Soviet leadership discouraged placing any emphasis on the Jewish aspect of the Babi Yar tragedy; instead, presenting these events as crimes committed against the Soviet people in general and the inhabitants of Kiev. The first draft report of the Extraordinary State Commission (Чрезвычайная Государственная Комиссия), dated December 25 1943 was officially censored in February 1944 as follows:
|Draft version||Published version|
|"The Hitlerist bandits committed mass murder of the Jewish population. They announced that on September 29 1941, all the Jews were required to arrive to the corner of Melnikov and Dokterev streets and bring their documents, money and valuables. The butchers marched them to Babi Yar, took away their belongings, then shot them."||"The Hitlerist bandits brought thousands of civilians to the corner of Melnikov and Dokterev streets. The butchers marched them to Babi Yar, took away their belongings, then shot them."|
In his 1961 book Star in Eclipse: Russian Jewry Revisited, Joseph Schechtman provided an account of the Babi Yar tragedy. In 1966, Anatoli Kuznetsov's Babi Yar: A Document in the Form of a Novel was published in censored form in the Soviet monthly literary magazine Yunost. Kuznetsov began writing a memoir of his wartime life when he was 14. Over the years he continued working on it, adding documents and eyewitnesses testimonies. He managed to smuggle 35 mm photographic film containing the uncensored manuscript when he defected and the book was published in the West in 1970.
Several attempts were made to erect a memorial at Babi Yar to commemorate the fate of the Jewish victims.
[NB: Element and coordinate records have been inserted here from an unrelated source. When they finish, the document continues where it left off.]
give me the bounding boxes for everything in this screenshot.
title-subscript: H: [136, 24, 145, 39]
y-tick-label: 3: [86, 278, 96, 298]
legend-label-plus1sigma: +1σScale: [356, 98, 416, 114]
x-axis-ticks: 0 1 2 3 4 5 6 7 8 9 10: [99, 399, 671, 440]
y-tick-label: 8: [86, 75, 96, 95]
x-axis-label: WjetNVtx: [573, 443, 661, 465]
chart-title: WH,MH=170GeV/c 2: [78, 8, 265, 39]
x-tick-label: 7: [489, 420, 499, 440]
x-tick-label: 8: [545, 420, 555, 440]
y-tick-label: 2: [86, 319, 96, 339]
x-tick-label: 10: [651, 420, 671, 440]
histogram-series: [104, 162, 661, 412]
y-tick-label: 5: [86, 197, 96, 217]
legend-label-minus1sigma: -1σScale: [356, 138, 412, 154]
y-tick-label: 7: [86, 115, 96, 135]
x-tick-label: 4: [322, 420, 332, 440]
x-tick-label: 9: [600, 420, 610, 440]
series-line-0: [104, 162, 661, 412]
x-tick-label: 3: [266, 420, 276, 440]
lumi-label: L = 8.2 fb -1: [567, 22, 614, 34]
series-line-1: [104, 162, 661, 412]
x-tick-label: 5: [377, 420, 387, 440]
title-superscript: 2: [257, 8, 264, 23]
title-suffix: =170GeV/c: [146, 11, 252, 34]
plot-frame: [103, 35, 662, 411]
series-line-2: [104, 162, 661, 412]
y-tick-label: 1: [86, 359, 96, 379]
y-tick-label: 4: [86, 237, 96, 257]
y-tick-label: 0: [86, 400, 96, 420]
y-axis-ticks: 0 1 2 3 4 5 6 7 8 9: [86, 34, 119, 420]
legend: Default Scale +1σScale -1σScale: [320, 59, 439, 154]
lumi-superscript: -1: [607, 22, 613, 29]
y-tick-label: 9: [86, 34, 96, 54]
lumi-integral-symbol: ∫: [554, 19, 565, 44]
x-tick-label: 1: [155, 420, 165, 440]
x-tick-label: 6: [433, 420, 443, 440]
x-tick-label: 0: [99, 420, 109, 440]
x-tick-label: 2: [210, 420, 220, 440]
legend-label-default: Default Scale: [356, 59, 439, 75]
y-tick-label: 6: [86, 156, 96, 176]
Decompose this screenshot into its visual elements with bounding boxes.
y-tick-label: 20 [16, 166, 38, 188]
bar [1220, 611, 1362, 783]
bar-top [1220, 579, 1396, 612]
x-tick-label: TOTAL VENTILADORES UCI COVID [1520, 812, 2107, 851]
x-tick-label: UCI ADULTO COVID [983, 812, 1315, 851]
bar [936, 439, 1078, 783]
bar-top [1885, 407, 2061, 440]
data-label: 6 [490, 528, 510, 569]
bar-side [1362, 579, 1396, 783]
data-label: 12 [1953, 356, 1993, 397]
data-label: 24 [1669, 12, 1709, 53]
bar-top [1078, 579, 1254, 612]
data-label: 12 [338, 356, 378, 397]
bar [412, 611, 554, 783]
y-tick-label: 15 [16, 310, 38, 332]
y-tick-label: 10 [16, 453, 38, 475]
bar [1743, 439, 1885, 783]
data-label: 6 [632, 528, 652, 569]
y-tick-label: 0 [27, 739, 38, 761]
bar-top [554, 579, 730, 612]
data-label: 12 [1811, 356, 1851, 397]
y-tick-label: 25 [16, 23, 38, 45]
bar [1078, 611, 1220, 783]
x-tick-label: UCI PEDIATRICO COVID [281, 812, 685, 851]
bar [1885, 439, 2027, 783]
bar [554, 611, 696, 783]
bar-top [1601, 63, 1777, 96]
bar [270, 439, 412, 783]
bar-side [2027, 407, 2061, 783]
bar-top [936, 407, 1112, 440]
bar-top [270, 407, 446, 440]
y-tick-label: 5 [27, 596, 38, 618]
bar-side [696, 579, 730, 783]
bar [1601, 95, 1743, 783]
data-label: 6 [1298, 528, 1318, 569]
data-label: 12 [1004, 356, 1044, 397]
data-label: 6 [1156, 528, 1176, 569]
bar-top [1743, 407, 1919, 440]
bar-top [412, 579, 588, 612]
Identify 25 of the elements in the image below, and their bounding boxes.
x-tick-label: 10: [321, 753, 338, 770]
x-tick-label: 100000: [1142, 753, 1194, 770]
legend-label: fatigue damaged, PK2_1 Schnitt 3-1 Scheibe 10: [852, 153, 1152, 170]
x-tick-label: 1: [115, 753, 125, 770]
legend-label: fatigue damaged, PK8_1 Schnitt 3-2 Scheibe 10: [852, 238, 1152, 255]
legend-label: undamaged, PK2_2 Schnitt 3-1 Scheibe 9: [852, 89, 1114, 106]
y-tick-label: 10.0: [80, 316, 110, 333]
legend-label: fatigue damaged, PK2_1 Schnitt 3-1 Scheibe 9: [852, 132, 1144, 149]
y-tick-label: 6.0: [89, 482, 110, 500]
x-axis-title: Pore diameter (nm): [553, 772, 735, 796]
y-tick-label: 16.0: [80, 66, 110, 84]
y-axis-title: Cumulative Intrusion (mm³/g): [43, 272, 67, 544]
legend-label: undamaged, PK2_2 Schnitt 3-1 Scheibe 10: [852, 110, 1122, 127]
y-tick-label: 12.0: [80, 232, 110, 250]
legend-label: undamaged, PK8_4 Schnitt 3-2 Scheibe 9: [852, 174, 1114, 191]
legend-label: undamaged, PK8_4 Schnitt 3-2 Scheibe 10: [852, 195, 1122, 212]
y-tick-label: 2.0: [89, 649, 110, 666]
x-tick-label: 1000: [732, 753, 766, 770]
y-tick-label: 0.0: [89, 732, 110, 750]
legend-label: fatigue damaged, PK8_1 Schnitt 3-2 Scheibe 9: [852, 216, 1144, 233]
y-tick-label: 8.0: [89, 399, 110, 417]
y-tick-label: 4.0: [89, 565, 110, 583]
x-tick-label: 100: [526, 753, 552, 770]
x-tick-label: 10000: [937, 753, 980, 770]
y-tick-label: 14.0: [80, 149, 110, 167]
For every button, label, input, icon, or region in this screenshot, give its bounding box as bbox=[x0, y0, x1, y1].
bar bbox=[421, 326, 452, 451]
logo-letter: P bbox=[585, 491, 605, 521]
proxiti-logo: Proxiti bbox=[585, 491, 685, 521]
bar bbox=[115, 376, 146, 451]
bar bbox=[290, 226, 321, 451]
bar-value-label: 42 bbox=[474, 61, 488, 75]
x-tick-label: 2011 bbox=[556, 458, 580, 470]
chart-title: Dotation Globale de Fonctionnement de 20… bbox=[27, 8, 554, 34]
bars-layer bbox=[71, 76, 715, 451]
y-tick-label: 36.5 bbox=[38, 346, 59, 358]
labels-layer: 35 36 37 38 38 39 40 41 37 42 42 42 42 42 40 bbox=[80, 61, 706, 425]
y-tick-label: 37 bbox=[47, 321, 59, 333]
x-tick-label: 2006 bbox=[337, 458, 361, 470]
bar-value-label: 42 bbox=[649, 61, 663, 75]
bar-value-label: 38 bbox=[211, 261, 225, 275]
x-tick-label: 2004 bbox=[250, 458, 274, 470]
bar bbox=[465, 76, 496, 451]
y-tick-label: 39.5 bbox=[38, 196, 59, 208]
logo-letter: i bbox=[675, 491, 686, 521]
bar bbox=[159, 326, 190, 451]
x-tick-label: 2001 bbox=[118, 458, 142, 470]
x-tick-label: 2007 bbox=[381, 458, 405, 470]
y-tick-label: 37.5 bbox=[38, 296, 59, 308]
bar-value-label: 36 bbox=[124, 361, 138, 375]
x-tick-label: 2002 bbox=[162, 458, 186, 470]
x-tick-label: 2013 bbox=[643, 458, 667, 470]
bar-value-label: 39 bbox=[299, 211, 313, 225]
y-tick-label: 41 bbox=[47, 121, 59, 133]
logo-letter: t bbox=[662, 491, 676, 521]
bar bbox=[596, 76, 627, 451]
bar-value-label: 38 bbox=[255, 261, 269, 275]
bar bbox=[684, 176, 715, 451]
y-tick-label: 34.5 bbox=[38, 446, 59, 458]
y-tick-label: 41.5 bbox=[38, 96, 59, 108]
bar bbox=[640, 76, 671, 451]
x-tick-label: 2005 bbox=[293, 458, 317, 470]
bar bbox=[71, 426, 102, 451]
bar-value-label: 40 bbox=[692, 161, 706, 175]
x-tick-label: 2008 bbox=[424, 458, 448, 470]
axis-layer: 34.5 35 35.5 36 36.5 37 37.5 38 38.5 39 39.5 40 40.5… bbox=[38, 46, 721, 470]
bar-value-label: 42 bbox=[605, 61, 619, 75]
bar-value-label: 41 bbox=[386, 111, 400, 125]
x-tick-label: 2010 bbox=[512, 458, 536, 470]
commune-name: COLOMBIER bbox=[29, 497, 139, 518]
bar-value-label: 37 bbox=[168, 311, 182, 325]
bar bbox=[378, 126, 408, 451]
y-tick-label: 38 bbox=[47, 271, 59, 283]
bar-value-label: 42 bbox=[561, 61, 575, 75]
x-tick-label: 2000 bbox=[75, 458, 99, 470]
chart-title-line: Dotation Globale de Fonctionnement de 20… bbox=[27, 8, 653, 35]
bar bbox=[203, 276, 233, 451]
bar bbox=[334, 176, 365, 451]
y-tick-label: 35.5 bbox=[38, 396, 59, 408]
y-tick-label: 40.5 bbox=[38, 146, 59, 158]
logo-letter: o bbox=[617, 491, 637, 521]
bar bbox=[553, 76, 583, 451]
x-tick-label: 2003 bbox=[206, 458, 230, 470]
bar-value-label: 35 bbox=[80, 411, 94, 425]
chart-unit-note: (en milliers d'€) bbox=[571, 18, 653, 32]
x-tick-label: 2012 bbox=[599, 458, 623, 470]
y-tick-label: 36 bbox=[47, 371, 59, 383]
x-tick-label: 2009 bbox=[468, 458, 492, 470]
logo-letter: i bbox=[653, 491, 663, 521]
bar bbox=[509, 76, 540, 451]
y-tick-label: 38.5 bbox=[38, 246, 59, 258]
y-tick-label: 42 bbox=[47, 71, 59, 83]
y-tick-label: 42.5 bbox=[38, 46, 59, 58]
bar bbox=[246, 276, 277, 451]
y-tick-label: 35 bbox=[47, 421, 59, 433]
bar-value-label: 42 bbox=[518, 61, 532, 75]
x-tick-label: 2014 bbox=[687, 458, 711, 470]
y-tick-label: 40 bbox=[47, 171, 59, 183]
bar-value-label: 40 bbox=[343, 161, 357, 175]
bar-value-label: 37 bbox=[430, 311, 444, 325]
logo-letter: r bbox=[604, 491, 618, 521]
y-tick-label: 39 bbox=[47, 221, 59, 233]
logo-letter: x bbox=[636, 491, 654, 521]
All attempts were overruled. An official memorial to Soviet citizens shot at Babi Yar was erected in 1976. This remembrance is still complicated in the great numbers and many sorts of persons murdered there.
After the collapse of the Soviet Union in 1991 the Ukrainian government allowed a separate memorial specifically identifying the Jewish victims.
The massacre of Jews at Babi Yar has inspired a number of creative ventures. A poem was written by the Russian poet Yevgeny Yevtushenko; this in turn was set to music by Dmitri Shostakovich in his Symphony No. 13. An oratorio was composed by the Ukrainian composer Yevhen Stankovych to the text of Dmytro Pavlychko (2006). A number of films and television productions have also marked the tragic events at Babi Yar, and D. M. Thomas's novel The White Hotel uses the massacre's anonymity and violence as a counterpoint to the intimate and complex nature of the human psyche.
In a recently published letter to the Israeli journalist, writer, and translator Shlomo Even-Shoshan dated May 17, 1965, Anatoli Kuznetsov commented on the Babi Yar tragedy:
"In the two years that followed, Russians, Ukrainians, Gypsies, and people of all nationalities were murdered in Babyn Yar. The belief that Babyn Yar is an exclusively Jewish grave is wrong. [...] It is an international grave. Nobody will ever determine how many and what nationalities are buried there, because 90% of the corpses were burned, their ashes scattered in ravines and fields."
Since 1976, a number of monuments have been built to commemorate the numerous events associated with Babi Yar tragedy, including:
(This list is not comprehensive).
Also, there was a proposal to mark the thousands of Roma (Gypsies) killed at Babi Yar by building a monument designed as a Gypsy wagon. However, this plan has not yet gathered a sufficient financial and administrative support.